Hill is the woman testified before a committee of world class misogynists for straight 8 hours. Accusing Judge Clarence Thomas for workplace sexual harassment, Anita Hill laid the foundation for women to stand up for themselves. She made it clear that at this point of time mistreatment of women will not be tolerated. And that the offender will have to bear the repercussions of his actions. Her belief in the justice system was greatly misplaced when the all-men committee hurled back accusations at her. They dismissed her allegations entirely.

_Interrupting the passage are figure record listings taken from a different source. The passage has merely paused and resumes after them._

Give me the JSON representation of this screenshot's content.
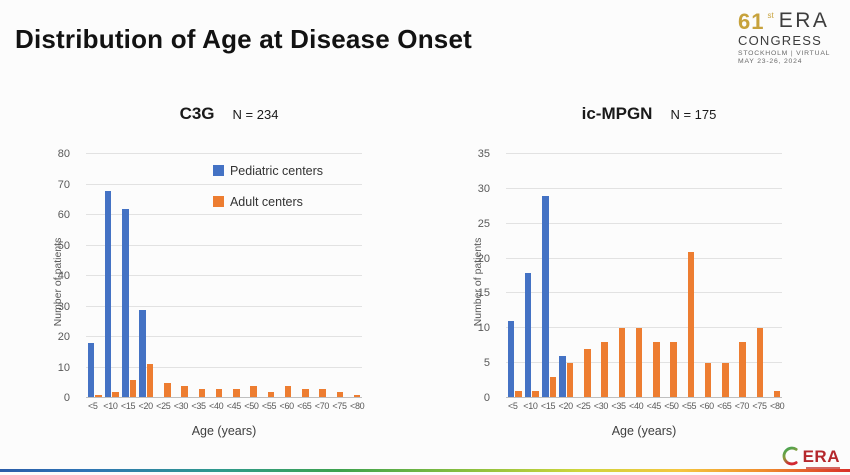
{
  "slide": {
    "title": "Distribution of Age at Disease Onset",
    "congress_logo": {
      "number": "61",
      "suffix": "st",
      "org": "ERA",
      "name": "CONGRESS",
      "location": "STOCKHOLM | VIRTUAL",
      "dates": "MAY 23-26, 2024"
    },
    "footer_logo_text": "ERA"
  },
  "colors": {
    "pediatric": "#4472C4",
    "adult": "#ED7D31"
  },
  "chart_data": [
    {
      "type": "bar",
      "title": "C3G",
      "n_label": "N = 234",
      "ylabel": "Number of patients",
      "xlabel": "Age (years)",
      "ylim": [
        0,
        80
      ],
      "ystep": 10,
      "grid": true,
      "legend_position": "inside-top",
      "show_legend": true,
      "categories": [
        "<5",
        "<10",
        "<15",
        "<20",
        "<25",
        "<30",
        "<35",
        "<40",
        "<45",
        "<50",
        "<55",
        "<60",
        "<65",
        "<70",
        "<75",
        "<80"
      ],
      "series": [
        {
          "name": "Pediatric centers",
          "color": "#4472C4",
          "values": [
            18,
            68,
            62,
            29,
            0,
            0,
            0,
            0,
            0,
            0,
            0,
            0,
            0,
            0,
            0,
            0
          ]
        },
        {
          "name": "Adult centers",
          "color": "#ED7D31",
          "values": [
            1,
            2,
            6,
            11,
            5,
            4,
            3,
            3,
            3,
            4,
            2,
            4,
            3,
            3,
            2,
            1
          ]
        }
      ]
    },
    {
      "type": "bar",
      "title": "ic-MPGN",
      "n_label": "N = 175",
      "ylabel": "Number of patients",
      "xlabel": "Age (years)",
      "ylim": [
        0,
        35
      ],
      "ystep": 5,
      "grid": true,
      "show_legend": false,
      "categories": [
        "<5",
        "<10",
        "<15",
        "<20",
        "<25",
        "<30",
        "<35",
        "<40",
        "<45",
        "<50",
        "<55",
        "<60",
        "<65",
        "<70",
        "<75",
        "<80"
      ],
      "series": [
        {
          "name": "Pediatric centers",
          "color": "#4472C4",
          "values": [
            11,
            18,
            29,
            6,
            0,
            0,
            0,
            0,
            0,
            0,
            0,
            0,
            0,
            0,
            0,
            0
          ]
        },
        {
          "name": "Adult centers",
          "color": "#ED7D31",
          "values": [
            1,
            1,
            3,
            5,
            7,
            8,
            10,
            10,
            8,
            8,
            21,
            5,
            5,
            8,
            10,
            1
          ]
        }
      ]
    }
  ]
}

Hill in her interview, with Oliver, expressed seething contempt at certain moments of the hearing; at a point during the trial she was posed by a question which left her startled. The Judiciary asked her of what she wanted the solution of the problem to be. She said it was indicative of how the society has belittled gender crimes. And how they have no idea of how to deal with prevalent injustice against women. Hill said that though her accusations were not dealt with in the best possible manner, her example stirred awareness that women will have to fight their own battles, and aid each other through situations where men are practically unavailable.
The duo constantly stressed on bystanders during their course. Both agreed that owing to power inequalities speaking up against the problem would have brought only harm. But as things are more optimistic today than they were several years ago there should be and will be different reactions to such situations.